I see loss on my news feeds too often. And it gets me to thinking about my own mortality. And I think I’m not ready for my time on Earth to end, and I worry that I’m wasting the time I have. I’m realizing there are things I will never experience in this lifetime. Some of them I’m OK with letting go. Others, I am already grieving for. Sometimes I don’t even know what I want in this lifetime and other times, it seems as clear as day. I just want to leave a legacy.

I downloaded this graphic from someone’s tumblr the other day. Trying to make myself believe it but honestly, it’s getting harder and harder. {I have GOT to stop reading the comments. They help NO ONE and end up making me feel even more horrible about myself.}

allowed

Because I feel like those messages are only meant for “certain” people, and I’m not in that group. I doubt people like me are who these graphic makers have in mind when they make them. I doubt almost everyone’s intentions and am finding it hard to trust anyone deep down. On the surface, all is well. I’m sunshine and roses hooray! Inside, my mind is spinning a million miles an hour, wondering if the people who smile in my face would turn their backs if I said the things I really feel and think about so many things in this world. It’s happened before. I’m used to being the one left behind, chosen against, ignored.

But on the bright side, there are those who have stuck around, and those are the ones I should be embracing with all my heart because they know my shadows and love me in spite of them. So. Times like this are the times I always learn who my true friends are.

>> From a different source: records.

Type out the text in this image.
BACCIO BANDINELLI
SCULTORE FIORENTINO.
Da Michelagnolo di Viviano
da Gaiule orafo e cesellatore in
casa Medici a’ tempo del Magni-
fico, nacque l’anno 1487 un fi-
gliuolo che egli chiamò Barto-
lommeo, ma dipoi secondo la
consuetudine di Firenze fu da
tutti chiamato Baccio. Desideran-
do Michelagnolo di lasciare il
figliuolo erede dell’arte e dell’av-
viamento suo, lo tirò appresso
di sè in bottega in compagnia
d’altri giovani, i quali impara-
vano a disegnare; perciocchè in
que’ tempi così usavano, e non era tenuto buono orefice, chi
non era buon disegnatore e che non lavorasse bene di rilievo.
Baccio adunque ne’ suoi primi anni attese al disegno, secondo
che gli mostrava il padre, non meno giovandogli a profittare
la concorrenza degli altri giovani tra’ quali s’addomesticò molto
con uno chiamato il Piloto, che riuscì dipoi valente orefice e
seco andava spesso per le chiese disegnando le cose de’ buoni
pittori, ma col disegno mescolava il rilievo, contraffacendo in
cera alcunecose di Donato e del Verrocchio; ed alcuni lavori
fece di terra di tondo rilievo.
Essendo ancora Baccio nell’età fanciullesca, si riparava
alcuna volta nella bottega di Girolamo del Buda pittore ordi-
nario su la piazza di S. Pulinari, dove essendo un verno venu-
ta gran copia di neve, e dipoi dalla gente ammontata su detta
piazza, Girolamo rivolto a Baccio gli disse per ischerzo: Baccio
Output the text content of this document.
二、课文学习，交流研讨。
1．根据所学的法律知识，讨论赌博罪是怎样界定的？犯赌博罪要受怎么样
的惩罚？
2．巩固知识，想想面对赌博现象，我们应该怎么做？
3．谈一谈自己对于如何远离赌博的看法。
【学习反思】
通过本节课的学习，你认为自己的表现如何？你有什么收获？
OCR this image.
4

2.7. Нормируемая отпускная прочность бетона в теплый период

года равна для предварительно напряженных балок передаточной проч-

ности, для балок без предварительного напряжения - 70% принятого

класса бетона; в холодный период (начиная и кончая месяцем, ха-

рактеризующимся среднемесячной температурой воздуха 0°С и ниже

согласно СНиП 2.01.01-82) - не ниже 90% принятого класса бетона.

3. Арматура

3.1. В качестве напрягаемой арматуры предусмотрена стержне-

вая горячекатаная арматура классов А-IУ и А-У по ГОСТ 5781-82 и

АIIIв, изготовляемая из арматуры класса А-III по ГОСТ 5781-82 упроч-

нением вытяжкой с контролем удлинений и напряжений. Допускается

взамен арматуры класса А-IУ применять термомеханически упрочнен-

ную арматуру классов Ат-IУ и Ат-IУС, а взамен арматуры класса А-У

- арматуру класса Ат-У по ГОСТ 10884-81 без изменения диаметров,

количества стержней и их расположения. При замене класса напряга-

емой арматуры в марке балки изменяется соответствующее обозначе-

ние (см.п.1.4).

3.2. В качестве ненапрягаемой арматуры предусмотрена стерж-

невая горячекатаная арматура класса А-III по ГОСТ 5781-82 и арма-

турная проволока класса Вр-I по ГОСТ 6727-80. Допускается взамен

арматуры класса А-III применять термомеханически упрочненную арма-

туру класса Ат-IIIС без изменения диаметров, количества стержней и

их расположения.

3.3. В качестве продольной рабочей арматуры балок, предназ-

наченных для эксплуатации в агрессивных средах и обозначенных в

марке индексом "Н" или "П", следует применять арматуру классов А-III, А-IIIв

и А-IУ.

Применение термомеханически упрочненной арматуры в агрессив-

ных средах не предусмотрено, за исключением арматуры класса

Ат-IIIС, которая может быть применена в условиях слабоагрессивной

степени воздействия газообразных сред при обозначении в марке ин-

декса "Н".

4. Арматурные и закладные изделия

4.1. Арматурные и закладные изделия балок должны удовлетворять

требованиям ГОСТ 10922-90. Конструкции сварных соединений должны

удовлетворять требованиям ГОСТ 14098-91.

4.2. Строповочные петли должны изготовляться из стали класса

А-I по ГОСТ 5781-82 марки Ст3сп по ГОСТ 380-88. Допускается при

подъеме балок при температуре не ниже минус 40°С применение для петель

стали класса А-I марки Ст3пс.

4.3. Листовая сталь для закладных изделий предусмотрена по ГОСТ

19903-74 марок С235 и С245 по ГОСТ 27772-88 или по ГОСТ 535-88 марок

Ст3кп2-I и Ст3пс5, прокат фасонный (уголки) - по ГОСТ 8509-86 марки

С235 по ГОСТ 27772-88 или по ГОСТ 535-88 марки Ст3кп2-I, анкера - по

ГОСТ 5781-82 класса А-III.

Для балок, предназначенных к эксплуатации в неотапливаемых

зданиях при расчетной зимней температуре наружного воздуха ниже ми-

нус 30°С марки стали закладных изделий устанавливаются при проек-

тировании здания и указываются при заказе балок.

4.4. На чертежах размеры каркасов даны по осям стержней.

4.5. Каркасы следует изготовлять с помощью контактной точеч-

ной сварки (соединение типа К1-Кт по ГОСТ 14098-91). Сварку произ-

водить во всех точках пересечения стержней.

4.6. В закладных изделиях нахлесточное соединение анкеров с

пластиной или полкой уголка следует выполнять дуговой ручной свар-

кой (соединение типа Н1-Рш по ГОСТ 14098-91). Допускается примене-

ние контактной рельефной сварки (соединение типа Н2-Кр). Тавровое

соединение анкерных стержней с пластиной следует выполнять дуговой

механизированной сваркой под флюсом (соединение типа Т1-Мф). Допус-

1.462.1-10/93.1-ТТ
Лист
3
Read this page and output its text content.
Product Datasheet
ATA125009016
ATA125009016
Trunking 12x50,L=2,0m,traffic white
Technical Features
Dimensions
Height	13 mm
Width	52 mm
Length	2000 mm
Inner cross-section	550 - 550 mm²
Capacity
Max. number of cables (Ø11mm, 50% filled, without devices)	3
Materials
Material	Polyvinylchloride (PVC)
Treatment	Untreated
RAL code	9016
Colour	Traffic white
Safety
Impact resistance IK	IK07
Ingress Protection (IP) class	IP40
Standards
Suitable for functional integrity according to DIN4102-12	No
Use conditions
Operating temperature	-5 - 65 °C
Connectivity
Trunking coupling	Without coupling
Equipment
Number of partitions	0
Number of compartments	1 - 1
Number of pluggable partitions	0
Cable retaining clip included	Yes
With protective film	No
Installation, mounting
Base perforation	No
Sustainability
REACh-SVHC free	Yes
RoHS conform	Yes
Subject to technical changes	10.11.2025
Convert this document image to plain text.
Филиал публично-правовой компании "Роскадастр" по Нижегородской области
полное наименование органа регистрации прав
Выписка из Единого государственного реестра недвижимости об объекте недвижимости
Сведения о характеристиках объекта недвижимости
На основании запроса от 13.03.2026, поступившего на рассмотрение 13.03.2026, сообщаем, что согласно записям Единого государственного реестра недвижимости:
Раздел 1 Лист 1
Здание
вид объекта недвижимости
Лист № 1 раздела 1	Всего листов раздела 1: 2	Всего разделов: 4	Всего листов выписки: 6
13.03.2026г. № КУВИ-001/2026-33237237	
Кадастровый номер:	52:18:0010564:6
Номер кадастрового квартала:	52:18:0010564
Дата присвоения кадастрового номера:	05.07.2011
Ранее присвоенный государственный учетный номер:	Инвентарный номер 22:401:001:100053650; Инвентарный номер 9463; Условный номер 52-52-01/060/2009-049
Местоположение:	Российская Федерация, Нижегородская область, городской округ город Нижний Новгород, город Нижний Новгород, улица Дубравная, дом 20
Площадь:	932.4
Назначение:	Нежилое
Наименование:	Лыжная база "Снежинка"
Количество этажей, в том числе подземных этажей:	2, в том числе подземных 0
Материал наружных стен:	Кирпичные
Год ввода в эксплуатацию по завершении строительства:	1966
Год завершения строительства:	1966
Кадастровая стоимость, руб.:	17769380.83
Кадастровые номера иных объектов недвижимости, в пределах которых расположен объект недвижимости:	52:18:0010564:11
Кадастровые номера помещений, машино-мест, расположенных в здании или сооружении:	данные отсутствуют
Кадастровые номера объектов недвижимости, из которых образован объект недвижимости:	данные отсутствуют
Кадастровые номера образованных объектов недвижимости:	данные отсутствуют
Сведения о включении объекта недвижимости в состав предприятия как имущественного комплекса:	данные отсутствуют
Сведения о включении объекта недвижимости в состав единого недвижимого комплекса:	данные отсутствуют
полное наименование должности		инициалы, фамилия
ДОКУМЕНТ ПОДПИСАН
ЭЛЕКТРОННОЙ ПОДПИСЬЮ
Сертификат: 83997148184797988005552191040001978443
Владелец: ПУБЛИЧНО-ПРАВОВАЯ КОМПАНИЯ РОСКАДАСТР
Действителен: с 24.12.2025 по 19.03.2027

I don’t even know what *this* time is…except we have a Blue Moon coming up, we’re in the throes of Venus retrograde, AND Saturn’s in retrograde (but not for much longer) and that’s throwing cosmic energy all over the place and it’s affecting me big time this week. I suspect my depression is trying to flare up as well. Like I need that right now. I really don’t. But sadly, despite what many people think about depression, it’s not like I can control when it hits. I can just try to take my medicine, eat better, exercise, and …self-care self-care self-care. SO MANY FEELINGS and I’m getting overwhelmed by all of them. Maybe it’s time for bed. I think it’s time for bed.